Bir yanda Müslüman Filistin halkına yüreğimiz yanıyor, elimizden gelen tüm gayreti gösteriyoruz fakat bir diğer yanda Çin zulmü altında olan sadece kimliklerini korumak için mücadele veren Doğu Türkistan halkı…
Toplama kampları, asimilasyon, dil ve kültürlerinin yok sayılması, dini özgürlüklerinin kısıtlanması…
Yani kısaca Çinlileştirilme çabaları!
Bu kadar baskı ile yaşamın adeta bir zulme dönüştüğü Doğu Türkistanlıların sessiz çığlığını ne zaman duyacağız?
Artık vicdan sahibi herkesin gözünü Doğu Türkistan’a da çevirmesi ve dayanışma göstermesi gerektiğini ne zaman hatırlayacağız?
Dünyadan gelen bu çığlıklar tüketim alışkanlıklarımızı gözden geçirmemiz, sadece ekonomik değil vicdani bir duruş sergilememiz gerektiği anlamına geliyor.
Sepetlerimiz artık birer seçim olmaktan çıkıp adalet, bir ve birlik olma mesajına dönüşmeli diyebiliriz.
Günümüzde sosyal medya boykot çağrılarının hızla yayılmasını sağlıyor. Bir markanın zulmü destekliyor olmasına tüketiciler karşılığını boykotla veriyor. Hz. İbrahim’e ‘su taşıyan karınca’ misali yapılan boykotlar markaları sorumluluk almaya zorluyor.
Küresel markaların bu süreçte yalnızca pazar payının daraldığını görmüyoruz aynı zamanda itibar kaybı yaşadıklarını da net bir şekilde görebiliyoruz.
Bizler her alışverişimizde bir duruş sergiliyor, küresel dayanışmanın bir parçası olabiliyoruz. Peki bu dayanışmayı sergilerken kaçımız Çin ürünlerini boykot ediyoruz?
Gelin Türkiye pazarında satışı bulunan ve Doğu Türkistan’daki zorla çalıştırma uygulamalarıyla bağlantılı olduğu belirlenen bazı Çinli markaları inceleyelim;
Shein: Çin merkezli çevrimiçi bir moda perakendecisi.
ZARA: Çin merkezli çevrimiçi ve Türkiye’de mağazaları olan bir moda perakendecisi.
Pull&Bear: Çin merkezli çevrimiçi ve Türkiye’de mağazaları olan bir moda perakendecisi.

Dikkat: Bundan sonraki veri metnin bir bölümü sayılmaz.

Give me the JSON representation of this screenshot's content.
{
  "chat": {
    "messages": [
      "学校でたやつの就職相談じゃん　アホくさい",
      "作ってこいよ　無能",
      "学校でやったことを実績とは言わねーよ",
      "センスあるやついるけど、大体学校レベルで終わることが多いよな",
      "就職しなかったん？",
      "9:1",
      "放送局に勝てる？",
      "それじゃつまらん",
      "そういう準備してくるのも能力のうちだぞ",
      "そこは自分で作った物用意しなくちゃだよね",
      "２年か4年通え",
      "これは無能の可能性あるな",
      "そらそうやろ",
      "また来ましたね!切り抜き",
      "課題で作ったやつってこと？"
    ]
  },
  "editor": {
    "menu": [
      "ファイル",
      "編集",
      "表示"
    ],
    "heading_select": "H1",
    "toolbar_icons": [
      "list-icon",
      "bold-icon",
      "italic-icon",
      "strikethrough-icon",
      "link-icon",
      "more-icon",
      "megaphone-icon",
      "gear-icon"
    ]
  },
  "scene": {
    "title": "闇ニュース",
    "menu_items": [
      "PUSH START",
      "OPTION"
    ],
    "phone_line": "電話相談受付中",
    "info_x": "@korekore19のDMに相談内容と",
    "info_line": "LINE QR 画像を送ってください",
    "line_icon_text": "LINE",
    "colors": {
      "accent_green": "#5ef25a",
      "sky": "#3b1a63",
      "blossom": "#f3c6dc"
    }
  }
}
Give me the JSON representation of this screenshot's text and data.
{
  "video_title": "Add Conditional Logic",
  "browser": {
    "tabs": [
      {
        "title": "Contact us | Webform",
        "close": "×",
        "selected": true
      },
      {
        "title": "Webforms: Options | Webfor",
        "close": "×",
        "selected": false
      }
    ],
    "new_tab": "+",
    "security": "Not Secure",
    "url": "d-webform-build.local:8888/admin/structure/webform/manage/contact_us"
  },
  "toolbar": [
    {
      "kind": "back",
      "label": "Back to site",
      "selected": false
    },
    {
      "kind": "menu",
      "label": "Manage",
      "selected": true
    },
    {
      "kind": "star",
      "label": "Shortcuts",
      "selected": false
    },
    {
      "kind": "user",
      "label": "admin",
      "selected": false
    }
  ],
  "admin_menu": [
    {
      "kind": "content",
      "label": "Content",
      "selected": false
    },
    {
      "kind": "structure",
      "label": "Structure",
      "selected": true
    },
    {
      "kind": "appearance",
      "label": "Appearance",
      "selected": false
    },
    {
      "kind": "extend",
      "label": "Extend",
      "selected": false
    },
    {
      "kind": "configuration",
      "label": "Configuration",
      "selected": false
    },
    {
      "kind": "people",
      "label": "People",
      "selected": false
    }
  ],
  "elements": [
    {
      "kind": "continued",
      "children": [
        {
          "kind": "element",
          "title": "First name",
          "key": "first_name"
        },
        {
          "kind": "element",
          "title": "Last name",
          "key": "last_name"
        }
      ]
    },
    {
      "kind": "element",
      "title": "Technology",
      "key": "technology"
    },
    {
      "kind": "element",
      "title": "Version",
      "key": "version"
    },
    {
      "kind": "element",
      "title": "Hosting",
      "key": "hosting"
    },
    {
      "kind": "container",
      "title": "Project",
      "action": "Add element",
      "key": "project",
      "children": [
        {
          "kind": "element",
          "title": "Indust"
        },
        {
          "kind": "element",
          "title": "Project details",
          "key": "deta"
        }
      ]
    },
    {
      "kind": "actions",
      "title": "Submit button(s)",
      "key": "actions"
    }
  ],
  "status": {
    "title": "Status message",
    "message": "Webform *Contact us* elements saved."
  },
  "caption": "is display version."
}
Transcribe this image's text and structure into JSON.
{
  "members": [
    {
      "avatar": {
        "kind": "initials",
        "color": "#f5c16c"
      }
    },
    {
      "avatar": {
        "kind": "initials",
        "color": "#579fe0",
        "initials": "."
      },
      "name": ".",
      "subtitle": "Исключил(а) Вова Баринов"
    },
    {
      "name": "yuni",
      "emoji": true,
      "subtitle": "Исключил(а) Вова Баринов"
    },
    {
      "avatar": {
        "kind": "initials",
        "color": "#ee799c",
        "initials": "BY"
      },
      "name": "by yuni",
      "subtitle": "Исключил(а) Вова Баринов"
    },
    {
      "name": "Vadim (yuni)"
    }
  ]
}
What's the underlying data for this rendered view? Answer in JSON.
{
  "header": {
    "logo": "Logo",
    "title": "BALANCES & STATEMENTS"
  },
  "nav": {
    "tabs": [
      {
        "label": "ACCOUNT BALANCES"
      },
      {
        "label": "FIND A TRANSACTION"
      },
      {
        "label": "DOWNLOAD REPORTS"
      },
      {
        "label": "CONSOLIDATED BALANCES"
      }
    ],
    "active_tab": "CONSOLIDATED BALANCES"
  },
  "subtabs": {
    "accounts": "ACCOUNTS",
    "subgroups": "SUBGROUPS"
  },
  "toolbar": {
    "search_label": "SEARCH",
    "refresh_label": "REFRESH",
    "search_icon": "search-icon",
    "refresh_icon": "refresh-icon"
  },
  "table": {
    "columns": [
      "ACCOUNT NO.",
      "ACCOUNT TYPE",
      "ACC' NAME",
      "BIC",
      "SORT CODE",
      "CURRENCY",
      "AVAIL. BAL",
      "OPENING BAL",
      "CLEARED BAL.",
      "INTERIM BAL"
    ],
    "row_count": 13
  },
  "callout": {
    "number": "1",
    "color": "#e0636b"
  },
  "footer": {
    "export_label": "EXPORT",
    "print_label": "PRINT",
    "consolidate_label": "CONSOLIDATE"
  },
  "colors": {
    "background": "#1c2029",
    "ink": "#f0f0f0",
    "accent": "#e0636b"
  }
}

Temu: Çin merkezli e-ticaret platformu
AliExpress: Çin merkezli e-ticaret platformu
Esquel Group: Hong Kong merkezli tekstil üreticisi
BYD: Çin merkezli elektrikli araç üreticisi
NIO: Çin merkezli elektrikli araç üreticisi
Geely: Çin merkezli otomotiv şirketi
Chery: Çin merkezli otomotiv şirketi
CATL: Dünyanın en büyük elektrikli araç bataryası üreticisi
Jinko Solar, JA Solar, Trina Solar: Çin merkezli güneş paneli üreticisi
Xiaomi: Çin merkezli teknoloji şirketi.
Huawei: Çin merkezli teknoloji şirketi.
Lenovo: Çin merkezli teknoloji şirketi.
Oppo: Çin merkezli teknoloji şirketi.
Bu markaların ürünleri Türkiye’de çeşitli perakende mağazalarında ve çevrimiçi platformlarda satılıyor. Yine belirtmekte fayda var ki hepsi de Doğu Türkistan’daki zorla çalıştırma uygulamalarıyla bağlantılı.
Sizlerde bugün itibariyle alacağınız her ürünün menşei hakkında bilgi edinerek zorla çalıştırma uygulamalarına karışmamış markalar tercih edebilirsiniz.
Unutmayın! Vicdanımızla yaptığımız her seçim, bir insanın özgürlüğü için atılmış bir adım olabilir.